Design and construction
- Developer: Dennis Chamberland Joseph M. Bishop
- Other designers: Precision Fabricating, Inc.

= Scott Carpenter Space Analog Station =

NASA underwater habitat

The Scott Carpenter Space Analog Station was designed by the National Aeronautics and Space Administration (NASA) as a seafloor research station—or underwater habitat.

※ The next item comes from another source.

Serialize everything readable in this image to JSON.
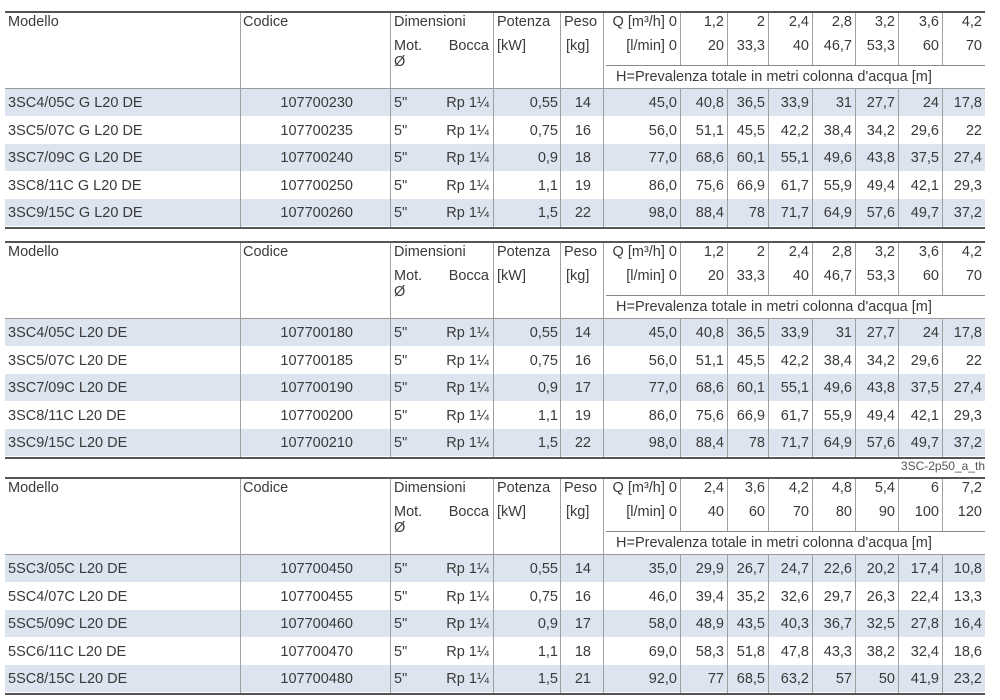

It was designed by NASA Aquanaut, Dennis Chamberland and Marine Engineer, Joseph M. Bishop and named in honor of the Mercury project astronaut and SEALAB (US Navy) aquanaut M. Scott Carpenter. It was used on two missions in the summer of 1997 and 1998 on the seafloor near Key Largo, Florida at the Marine Resources Development Foundation .

==Specificity==
The Scott Carpenter Station was the only habitat ever designed to be launched from a wheeled trailer, much like a boat. This design feature enabled it to be transported to schools and other venues for touring and educational outreach between missions. The education and outreach function was one of its primary features, and figured importantly in its missions. Many classroom to seafloor connections were made, including links to schools in Oklahoma, Florida, California and north of the Arctic Circle in Canada's Baffin Bay such as Pond Inlet, Nunavut.

==Timeline==
In 1997, the Scott Carpenter Space Analog Station became one of four existing seafloor habitats operational in the world. During the summers of 1997 and 1998, all four of the world's operational habitats were located within 15 nmi of each other, and three of them were within 50 ft of one another in Key Largo: The Scott Carpenter Station, The MarineLab Research Station and the undersea hotel—the Jules Undersea Lodge . The fourth habitat, the Aquarius (laboratory) habitat was located just offshore near Key Largo inside the Florida Keys National Marine Sanctuary.

===Mission One - 1997===
The Scott Carpenter Space Analog Station's first mission was launched in September 1997. This mission included a shakedown and full functional test of its design and engineering systems. It also included a visit by NASA astronaut, Dr. Bob Phillips as well as links to schools and classrooms. The link schedule also included linkage with a NASA team of investigators in isolation at the Johnson Space Center where they were testing long term, advanced life support systems. On board the Scott Carpenter Station, investigators also tested space life support systems for growth of plants in remote and extreme environments.

===Mission Two - 1998===
After the success of Mission One, the station was outfitted for an expanded mission during the following summer in what was known as the NASA Challenge Mission . The Challenge Mission ran concurrently with the Space Shuttle Mission STS-95, the mission which featured veteran astronaut John Glenn. At the launch of the Space Shuttle, the Scott Carpenter Station Mission Commander, Dennis Chamberland and his crew embarked for an unbroken 11-day stay on the seafloor for the same period the Space Shuttle was in space. Following the flight, visitors to the seafloor station included motion picture director James Cameron, who conferenced with students in Pond Inlet, Nunavut via satellite phone, as well as producer Eugene Roddenberry II and Mount Everest Explorer–climber, Tom Whittaker. In 1997, the station logged more than 36 days of crewed missions on the seafloor.

===Transfer to the Space Foundation===
In 2013, the Scott Carpenter Station moved to the Space Foundation Discovery Center in Colorado Springs, Colo., as part of its display of space artifacts.